As expected, she lifted him off the bed and slammed him into the wall.
“Would you please not do this, you’re going to get us kicked out of another apartment,” he began, and got most of it out, but by then she was doing that stereotypical low moaning, that unearthly wail that froze most people in their tracks, robbed them of all volition to move or scream or fight. And that’s what kept zombies in business: no flight, no fight, just fulfillment of zombie appetite.
He pushed her backward, only a foot before her undead strength kicked in and she slammed him into the wall, again, and again.
“You are making me angry,” he said, “and I haven’t fallen off the wagon in two whole months, please don’t get me started.”
It is doubtful he got most of this speech out, because she was slobbering on him, her jaws clanking shut like steel bear traps, just missing his face.
And then he was emerged, his deeper form exposed, and he loomed over her, bristling with teeth and fur, growling his low, diesel engine chug.
“See, we’re good, just like this,” she said.
He had to admit it, as debased as the whole thing was, it did work.

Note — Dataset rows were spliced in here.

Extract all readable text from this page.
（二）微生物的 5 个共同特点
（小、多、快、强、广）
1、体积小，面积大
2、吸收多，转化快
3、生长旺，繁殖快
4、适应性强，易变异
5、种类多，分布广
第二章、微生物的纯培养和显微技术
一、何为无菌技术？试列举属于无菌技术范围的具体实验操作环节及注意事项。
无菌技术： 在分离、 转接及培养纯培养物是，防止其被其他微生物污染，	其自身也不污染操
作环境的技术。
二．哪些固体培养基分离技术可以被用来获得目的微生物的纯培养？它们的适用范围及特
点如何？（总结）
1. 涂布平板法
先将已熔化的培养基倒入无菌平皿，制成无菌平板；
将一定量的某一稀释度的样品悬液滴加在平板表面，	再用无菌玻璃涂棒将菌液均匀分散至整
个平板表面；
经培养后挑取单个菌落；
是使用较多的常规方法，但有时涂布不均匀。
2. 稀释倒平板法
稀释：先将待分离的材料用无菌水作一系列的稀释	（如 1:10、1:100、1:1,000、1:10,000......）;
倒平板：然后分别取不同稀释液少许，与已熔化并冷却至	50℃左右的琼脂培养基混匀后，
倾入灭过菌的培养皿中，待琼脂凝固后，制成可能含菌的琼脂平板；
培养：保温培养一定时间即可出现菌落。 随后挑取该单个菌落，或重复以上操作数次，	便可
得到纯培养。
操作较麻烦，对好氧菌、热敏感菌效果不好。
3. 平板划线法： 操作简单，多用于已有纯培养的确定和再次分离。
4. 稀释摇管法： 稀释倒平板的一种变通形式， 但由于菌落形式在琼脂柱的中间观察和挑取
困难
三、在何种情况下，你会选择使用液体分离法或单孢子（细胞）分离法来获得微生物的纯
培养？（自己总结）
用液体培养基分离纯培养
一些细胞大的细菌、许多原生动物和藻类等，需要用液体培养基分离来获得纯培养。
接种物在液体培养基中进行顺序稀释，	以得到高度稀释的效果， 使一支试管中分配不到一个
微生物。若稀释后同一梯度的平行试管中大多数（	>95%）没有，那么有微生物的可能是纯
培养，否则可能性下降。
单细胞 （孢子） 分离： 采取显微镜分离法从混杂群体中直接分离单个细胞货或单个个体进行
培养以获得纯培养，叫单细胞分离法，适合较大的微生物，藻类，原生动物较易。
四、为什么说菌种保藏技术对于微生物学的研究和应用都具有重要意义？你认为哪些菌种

Sordid, really. Corrupt. In his rational moments, it seemed like a nightmare. But when they were both overcome by their true selves, there was a certain satisfaction to the whole relationship.
“Beast,” she said, keeping her low moans at least quiet enough that the neighbors above them, and those below and on each side, did not suffer myocardial cardiac infarction, thus producing an instant zombie apocalypse.
You did not want to mess with lycanthropic zombies. There had not been a bad movie made yet to prepare you for that horror.
Nasty relationship? Yes, but it had its points. Even corrupt love was still love, well, sort of. And neither of them believed in divorce. And since death would not part them, they might as well make the best omelet they could from these rotten, decomposing eggs.